Normal objects such as bowls or cups are also made of gold and gemstones. A broth ladle is made of white pearl, gold and reefs with striking patterns. Even, the chopsticks of the King are also made of precious gemstone. In the collection of royal objects, many golden spittoons were carved with phoenixes. The glasses of the King are also made of gold and white pearl. Other objects of the King include ink slabs, pen-sheaths and valuable statues.
Royal objects of other dynasties prior the Nguyen dynasty are not retained in collections of many museums as well as collectors. However, we can witness royal belongings via excavations at Thang Long imperial citadel in recent years. It is a porcelain bowl, which is thin and transparent. The artisan of the Le dynasty decorated the dragon in the bowl. When being shown in the daylight, the dragon will appear lively and sparklingly. The blue-flowered pottery bowl of the Le Trung Hung dynasty was also excavated in the imperial citadel. In addition, archaeologists also found many necessary belongings of ancient dynasties such as a herb mortar shaped as a boat to make medicines or a pottery loudspeaker decorated with lotus petals.

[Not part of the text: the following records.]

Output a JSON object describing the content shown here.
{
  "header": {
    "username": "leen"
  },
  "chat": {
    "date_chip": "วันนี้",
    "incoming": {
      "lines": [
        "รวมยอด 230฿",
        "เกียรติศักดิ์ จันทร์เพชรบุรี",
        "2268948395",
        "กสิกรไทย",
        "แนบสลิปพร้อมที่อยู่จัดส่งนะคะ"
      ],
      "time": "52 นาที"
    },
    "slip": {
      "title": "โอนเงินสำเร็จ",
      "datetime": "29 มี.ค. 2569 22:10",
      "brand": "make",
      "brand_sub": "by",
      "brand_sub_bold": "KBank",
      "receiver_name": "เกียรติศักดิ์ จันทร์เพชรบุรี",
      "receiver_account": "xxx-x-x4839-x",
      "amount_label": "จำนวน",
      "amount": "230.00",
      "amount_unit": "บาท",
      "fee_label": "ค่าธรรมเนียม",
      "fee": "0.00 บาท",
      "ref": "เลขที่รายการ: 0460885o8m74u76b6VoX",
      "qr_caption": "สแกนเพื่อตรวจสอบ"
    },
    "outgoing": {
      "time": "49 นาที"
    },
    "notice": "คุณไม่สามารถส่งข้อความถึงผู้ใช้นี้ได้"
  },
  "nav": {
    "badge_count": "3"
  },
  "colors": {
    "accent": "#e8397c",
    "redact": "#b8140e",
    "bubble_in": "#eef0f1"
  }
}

Because precious royal belongings were only made for the King and royal members, they were skillfully made by the best Vietnamese artisans. Artists can see those collections as a treasure of ancient plastic arts. Historians can understand the daily life of ancient people through traditions of eating betel and drinking tea, and the way of communicating news via pottery loudspeakers. These are valuable heritages of our nation.